Et il y a aussi les autres, ceux que les premiers accusent souvent d’être des ours parce qu’ils admettent ne pas avoir envie de compagnie aujourd’hui, ni demain, ni peut-être de toute la semaine, ou même reconnaissent un peu confus – oh les rabat-joie, leur dira-t-on bien vite – qu’ils aimeraient tant passer ces vacances à bouquiner et traîner sans horaire ni rendez-vous, et pas plus loin qu’au jardin, ou sur la terrasse. Qu’ils aiment les enfants et les petits-enfants mais se passeraient volontiers, de temps à autre, de l’énoncé de leurs drames boulot, cochon-tirelire, crise d’adolescence ou école et du branle-bas qui précède et suit leurs allées et venues. Ils répriment, mal parfois, une grimace à la nouvelle que les beaux-parents ou parents ont annoncé leur passage, ainsi que les neveux, et que les copains que l’on voit déjà tous les mois insistent pour que l’on fasse une petite croisière ensemble.
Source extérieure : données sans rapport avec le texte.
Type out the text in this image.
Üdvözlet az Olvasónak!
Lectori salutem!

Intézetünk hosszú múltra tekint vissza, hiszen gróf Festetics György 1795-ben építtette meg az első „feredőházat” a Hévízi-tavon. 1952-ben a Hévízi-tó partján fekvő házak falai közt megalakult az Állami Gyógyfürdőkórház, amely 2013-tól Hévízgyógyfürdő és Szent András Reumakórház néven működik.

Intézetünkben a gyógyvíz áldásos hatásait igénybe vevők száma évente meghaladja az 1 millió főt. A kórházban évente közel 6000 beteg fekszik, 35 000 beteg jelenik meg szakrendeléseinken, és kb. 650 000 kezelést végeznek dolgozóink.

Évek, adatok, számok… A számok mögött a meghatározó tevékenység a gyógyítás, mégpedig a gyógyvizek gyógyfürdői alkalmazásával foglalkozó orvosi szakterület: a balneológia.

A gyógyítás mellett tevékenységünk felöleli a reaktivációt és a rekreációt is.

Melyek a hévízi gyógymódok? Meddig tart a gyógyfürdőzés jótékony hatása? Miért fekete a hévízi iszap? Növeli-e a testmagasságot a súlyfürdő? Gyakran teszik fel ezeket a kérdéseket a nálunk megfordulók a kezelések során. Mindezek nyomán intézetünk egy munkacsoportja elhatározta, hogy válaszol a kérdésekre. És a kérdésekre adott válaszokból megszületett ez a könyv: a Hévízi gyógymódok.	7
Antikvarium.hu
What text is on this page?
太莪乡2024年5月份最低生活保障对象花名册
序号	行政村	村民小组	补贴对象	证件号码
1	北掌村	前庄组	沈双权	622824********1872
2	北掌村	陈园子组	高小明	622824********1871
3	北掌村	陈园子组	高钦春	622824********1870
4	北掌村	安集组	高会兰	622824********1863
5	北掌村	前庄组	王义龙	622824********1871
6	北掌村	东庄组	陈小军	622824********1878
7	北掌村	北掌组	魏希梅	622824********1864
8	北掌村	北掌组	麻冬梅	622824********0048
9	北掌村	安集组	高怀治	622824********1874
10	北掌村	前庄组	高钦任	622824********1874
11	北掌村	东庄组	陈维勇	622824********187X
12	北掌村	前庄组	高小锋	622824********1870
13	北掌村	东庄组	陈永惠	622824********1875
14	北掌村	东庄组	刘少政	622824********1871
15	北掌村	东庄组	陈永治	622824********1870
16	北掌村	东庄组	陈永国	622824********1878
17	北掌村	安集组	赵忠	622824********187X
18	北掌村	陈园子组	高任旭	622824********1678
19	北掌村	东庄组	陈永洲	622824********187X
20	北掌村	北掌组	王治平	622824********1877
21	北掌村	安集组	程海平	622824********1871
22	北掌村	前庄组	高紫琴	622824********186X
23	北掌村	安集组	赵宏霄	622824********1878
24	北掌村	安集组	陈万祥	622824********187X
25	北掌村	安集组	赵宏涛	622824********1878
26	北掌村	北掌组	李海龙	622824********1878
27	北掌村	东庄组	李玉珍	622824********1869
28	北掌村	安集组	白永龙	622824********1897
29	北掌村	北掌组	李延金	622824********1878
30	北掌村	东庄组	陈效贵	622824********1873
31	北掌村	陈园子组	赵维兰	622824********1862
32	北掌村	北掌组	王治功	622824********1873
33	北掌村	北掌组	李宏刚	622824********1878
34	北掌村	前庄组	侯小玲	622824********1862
Avoir son espace silence et solitude relative est un droit. En avoir envie est signe de santé. Après tout, c’est dans la solitude et la retraite que les âmes bousculées retrouvent leur chemin. Et dans l’agitation qu’elles le perdent d’avantage. Ce n’est pas nouveau. Et sans avoir perdu son chemin, le plaisir d’en parcourir de nouvelles longueurs dans la quiétude d’heures sans couleurs ni sons est inégalable.

 

Si on ne peut vivre seul, comment peut-on vivre avec les autres sans s’en nourrir, sans les vider lentement de leur énergie puisqu’on n’a pas de source en soi ?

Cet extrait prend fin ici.